Rafael hielt erschrocken inne, als hätte er sich bei etwas Ungeheuerlichem ertappt. Nach einer Weile des Schweigens fragte er weiter.

„Und wie ist er wieder auferstanden?“

„Meinst du, wie ich wieder auferstanden bin?“

„Auch. Aber dein Vater …“

„Es war für ihn ein langer Marsch von Tomsk nach Hause, nicht zuletzt mit Elsa von Lindströms Hilfe, einer schwedischen Diplomatin, die sich für die vergessenen deutschen Kriegsgefangenen in Sibirien einsetzte. Endlich zu Hause angekommen, war er von den Seinen nicht mehr gewünscht und um sein rechtmäßiges Erbe betrogen. So schnürte er sein Bündel, zog die Bachläufe entlang bis Olkowitz. Und jetzt …“

„Bis Sterbfritz.“

„Ja. Bis Sterbfritz. Sein nahes Ende – für mich der Anfang einer großen Karriere.“

„Wie konnte das zugehen, aus dem Nichts?“

„Wir werden genug Zeit haben, darüber zu reden.“ Der Qualm aus der Motorhaube wurde immer dichter.

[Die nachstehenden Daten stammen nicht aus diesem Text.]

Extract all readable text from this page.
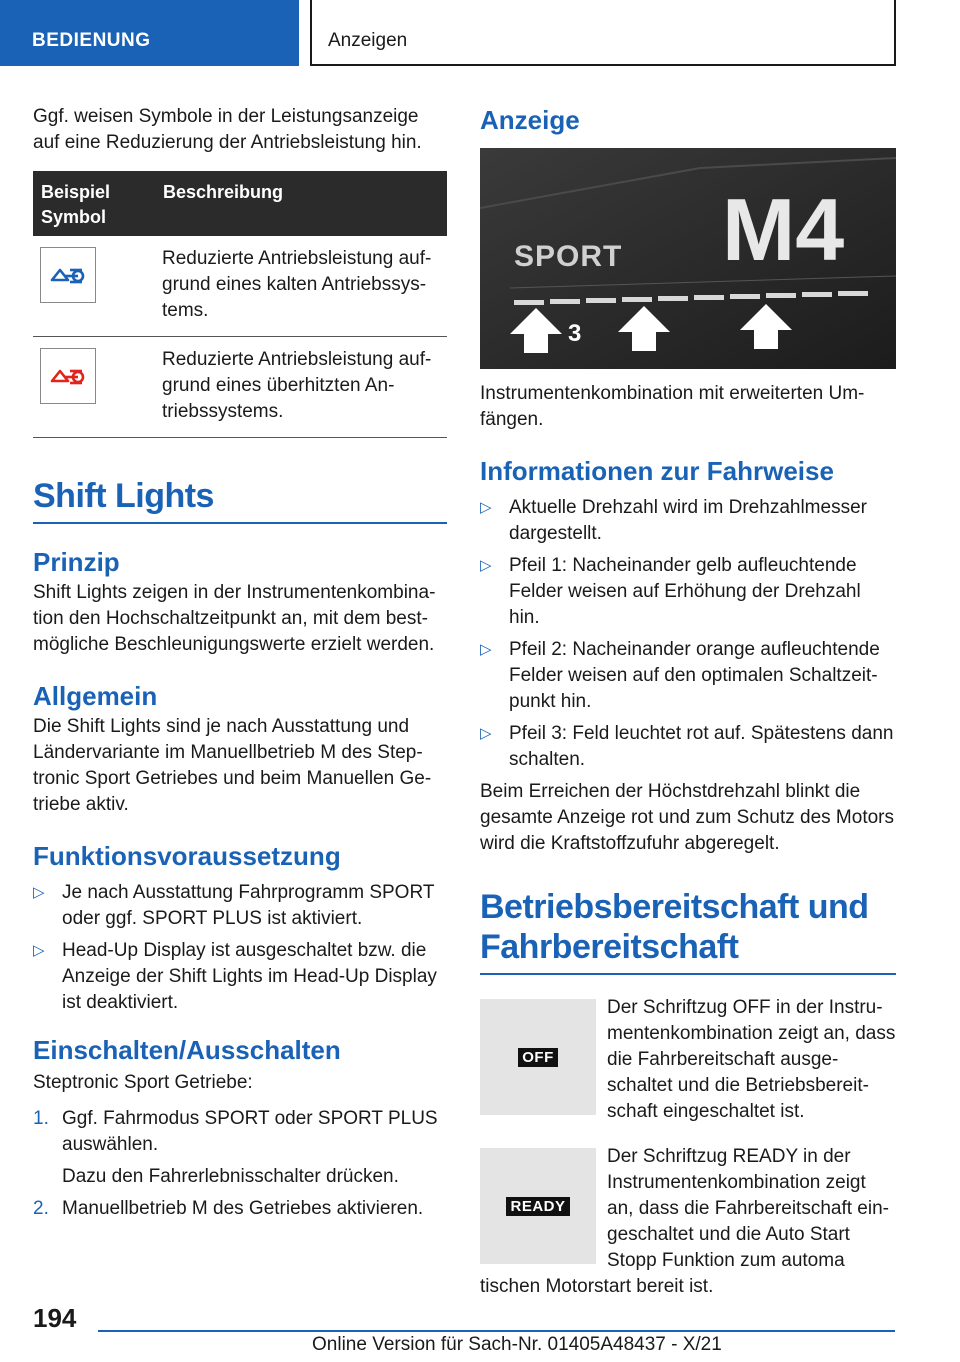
BEDIENUNG	Anzeigen

Ggf. weisen Symbole in der Leistungsanzeige auf eine Reduzierung der Antriebsleistung hin.

Beispiel Symbol	Beschreibung

	Reduzierte Antriebsleistung aufgrund eines kalten Antriebssystems.

	Reduzierte Antriebsleistung aufgrund eines überhitzten Antriebssystems.
Shift Lights
Prinzip

Shift Lights zeigen in der Instrumentenkombination den Hochschaltzeitpunkt an, mit dem bestmögliche Beschleunigungswerte erzielt werden.

Allgemein

Die Shift Lights sind je nach Ausstattung und Ländervariante im Manuellbetrieb M des Steptronic Sport Getriebes und beim Manuellen Getriebe aktiv.

Funktionsvoraussetzung
▷ Je nach Ausstattung Fahrprogramm SPORT oder ggf. SPORT PLUS ist aktiviert.
▷ Head-Up Display ist ausgeschaltet bzw. die Anzeige der Shift Lights im Head-Up Display ist deaktiviert.
Einschalten/Ausschalten

Steptronic Sport Getriebe:

1. Ggf. Fahrmodus SPORT oder SPORT PLUS auswählen.
Dazu den Fahrerlebnisschalter drücken.
2. Manuellbetrieb M des Getriebes aktivieren.
Anzeige
SPORT M4
3 2	1

Instrumentenkombination mit erweiterten Umfängen.

Informationen zur Fahrweise
▷ Aktuelle Drehzahl wird im Drehzahlmesser dargestellt.
▷ Pfeil 1: Nacheinander gelb aufleuchtende Felder weisen auf Erhöhung der Drehzahl hin.
▷ Pfeil 2: Nacheinander orange aufleuchtende Felder weisen auf den optimalen Schaltzeitpunkt hin.
▷ Pfeil 3: Feld leuchtet rot auf. Spätestens dann schalten.

Beim Erreichen der Höchstdrehzahl blinkt die gesamte Anzeige rot und zum Schutz des Motors wird die Kraftstoffzufuhr abgeregelt.

Betriebsbereitschaft und Fahrbereitschaft
OFF

Der Schriftzug OFF in der Instrumentenkombination zeigt an, dass die Fahrbereitschaft ausgeschaltet und die Betriebsbereitschaft eingeschaltet ist.

READY

Der Schriftzug READY in der Instrumentenkombination zeigt an, dass die Fahrbereitschaft eingeschaltet und die Auto Start Stopp Funktion zum automa

tischen Motorstart bereit ist.

194
Online Version für Sach-Nr. 01405A48437 - X/21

„Also fahren wir zurück, aber an deiner Stelle würde ich umkehren!“

„Hier, diese Ausfahrt nehmen wir!“

Es war Samstagnachmittag. Kaum dass wir unsere Fahrt begonnen hatten, hielten wir an einer gottverlassenen Reparaturwerkstatt nahe der Autobahn mit dampfendem Motor. Mit Mühe fanden wir durch polizeiliche Absperrungen und Barrikaden hindurch den Eingang.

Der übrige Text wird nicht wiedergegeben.